«Une sentence bonbon»

Par Martin Therriault
«Une sentence bonbon»

«Il a vraiment reçu une sentence bonbon pour les gestes qu’il a posés. Il y a certainement des lacunes dans notre système judiciaire et j’ai l’impression qu’ils lui ont donné une peine pour lui en donner une.»

Le père de l’une des victimes de Dominic Bégin, un homme de Parisville ayant plaidé coupable à deux des six chefs d’accusation portés contre lui pour des attouchements sur deux personnes d’âge mineure, affirme que la justice a été trop clémente envers l’accusé. En juin dernier, Bégin a reçu une peine de 45 jours de prison à purger pendant les fins de semaine, le minimum pour ce genre de crime, et trois ans de probation tout en étant suivi par un psychologue pour deux ans. De plus, il ne peut se trouver dans un lieu privé en présence de mineurs pour une période d’un à deux ans.

Le père croit surtout que la peine est injuste pour les familles touchées par ces actes. «Pour ma part, il aurait mérité une sentence de deux ans de prison, mais cela pourrait ne jamais être suffisant pour certaines familles.

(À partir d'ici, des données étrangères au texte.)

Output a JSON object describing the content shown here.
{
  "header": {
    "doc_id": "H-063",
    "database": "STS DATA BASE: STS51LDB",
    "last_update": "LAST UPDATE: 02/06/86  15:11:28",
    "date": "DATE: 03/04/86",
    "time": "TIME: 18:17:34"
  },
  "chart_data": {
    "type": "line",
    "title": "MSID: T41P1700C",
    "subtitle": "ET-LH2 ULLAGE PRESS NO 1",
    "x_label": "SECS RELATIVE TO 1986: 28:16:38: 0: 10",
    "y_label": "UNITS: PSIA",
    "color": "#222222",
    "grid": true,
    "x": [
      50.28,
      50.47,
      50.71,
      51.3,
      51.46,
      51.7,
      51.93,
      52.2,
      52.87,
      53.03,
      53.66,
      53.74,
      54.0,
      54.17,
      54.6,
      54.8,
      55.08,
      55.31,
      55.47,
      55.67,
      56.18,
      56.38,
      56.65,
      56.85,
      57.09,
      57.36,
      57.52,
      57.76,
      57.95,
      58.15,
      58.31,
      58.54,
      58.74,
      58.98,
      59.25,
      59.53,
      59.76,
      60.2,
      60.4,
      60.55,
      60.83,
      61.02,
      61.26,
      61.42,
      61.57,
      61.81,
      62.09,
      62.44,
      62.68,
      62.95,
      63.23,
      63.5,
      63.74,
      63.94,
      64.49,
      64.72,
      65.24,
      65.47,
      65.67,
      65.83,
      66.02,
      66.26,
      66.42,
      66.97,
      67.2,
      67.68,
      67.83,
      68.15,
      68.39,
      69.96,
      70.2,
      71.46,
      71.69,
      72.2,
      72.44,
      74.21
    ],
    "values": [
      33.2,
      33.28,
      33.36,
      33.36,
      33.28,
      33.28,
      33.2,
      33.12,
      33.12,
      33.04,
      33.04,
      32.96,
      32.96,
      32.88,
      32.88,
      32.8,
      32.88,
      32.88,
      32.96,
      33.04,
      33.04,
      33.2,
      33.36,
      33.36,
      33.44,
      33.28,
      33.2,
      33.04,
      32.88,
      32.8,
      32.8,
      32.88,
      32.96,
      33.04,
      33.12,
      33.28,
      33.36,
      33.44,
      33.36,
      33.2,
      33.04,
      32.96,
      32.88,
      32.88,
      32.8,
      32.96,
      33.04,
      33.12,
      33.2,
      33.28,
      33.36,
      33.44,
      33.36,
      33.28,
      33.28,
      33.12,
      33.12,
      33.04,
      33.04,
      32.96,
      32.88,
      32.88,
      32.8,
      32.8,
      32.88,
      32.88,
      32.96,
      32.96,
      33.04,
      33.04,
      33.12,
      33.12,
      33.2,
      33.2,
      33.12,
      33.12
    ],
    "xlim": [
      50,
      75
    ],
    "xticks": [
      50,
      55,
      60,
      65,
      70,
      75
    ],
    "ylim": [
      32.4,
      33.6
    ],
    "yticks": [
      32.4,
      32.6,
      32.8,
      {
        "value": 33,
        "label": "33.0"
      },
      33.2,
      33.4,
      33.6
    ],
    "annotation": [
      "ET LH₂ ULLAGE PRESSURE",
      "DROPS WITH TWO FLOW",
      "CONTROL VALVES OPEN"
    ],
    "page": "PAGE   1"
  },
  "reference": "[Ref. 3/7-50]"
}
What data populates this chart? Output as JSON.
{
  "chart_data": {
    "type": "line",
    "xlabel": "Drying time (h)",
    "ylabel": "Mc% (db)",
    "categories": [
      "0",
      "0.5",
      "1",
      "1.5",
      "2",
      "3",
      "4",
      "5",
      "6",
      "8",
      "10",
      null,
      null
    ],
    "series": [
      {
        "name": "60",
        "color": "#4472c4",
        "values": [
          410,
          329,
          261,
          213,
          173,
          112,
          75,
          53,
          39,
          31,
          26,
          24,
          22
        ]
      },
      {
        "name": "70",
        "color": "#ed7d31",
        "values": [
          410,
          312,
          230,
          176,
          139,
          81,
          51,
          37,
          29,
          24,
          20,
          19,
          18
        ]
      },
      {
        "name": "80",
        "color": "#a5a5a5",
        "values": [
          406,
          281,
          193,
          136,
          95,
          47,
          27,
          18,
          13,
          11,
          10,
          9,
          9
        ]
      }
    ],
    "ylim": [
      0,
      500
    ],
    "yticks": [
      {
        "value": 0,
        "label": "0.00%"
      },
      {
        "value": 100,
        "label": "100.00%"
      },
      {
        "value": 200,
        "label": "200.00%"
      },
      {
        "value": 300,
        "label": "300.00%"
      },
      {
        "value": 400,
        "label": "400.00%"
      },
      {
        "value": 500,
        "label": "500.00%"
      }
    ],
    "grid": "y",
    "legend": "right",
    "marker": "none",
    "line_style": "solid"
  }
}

Elles ressentiront peut-être les effets de ce geste pour le reste de leurs jours.»

Il disait bien connaître le coupable et à la suite de cette histoire, il invite donc les gens à être toujours sur leurs gardes lorsqu’ils rencontrent de nouvelles personnes. «Peu importe l’entourage que l’on fréquente, on peut se faire jouer des tours et il faut toujours avoir un doute», mentionne-t-il.

Dominic Bégin, 25 ans, était soupçonné d’avoir commis des agressions sexuelles à Fortierville et Parisville sur des fillettes âgées de trois, quatre et huit ans durant l’été 2007. Finalement, il a plaidé coupable pour deux de ces cas et les autres chefs d’accusation ont été retirés. La sentence a été rendue le 19 juin, au palais de justice de Québec.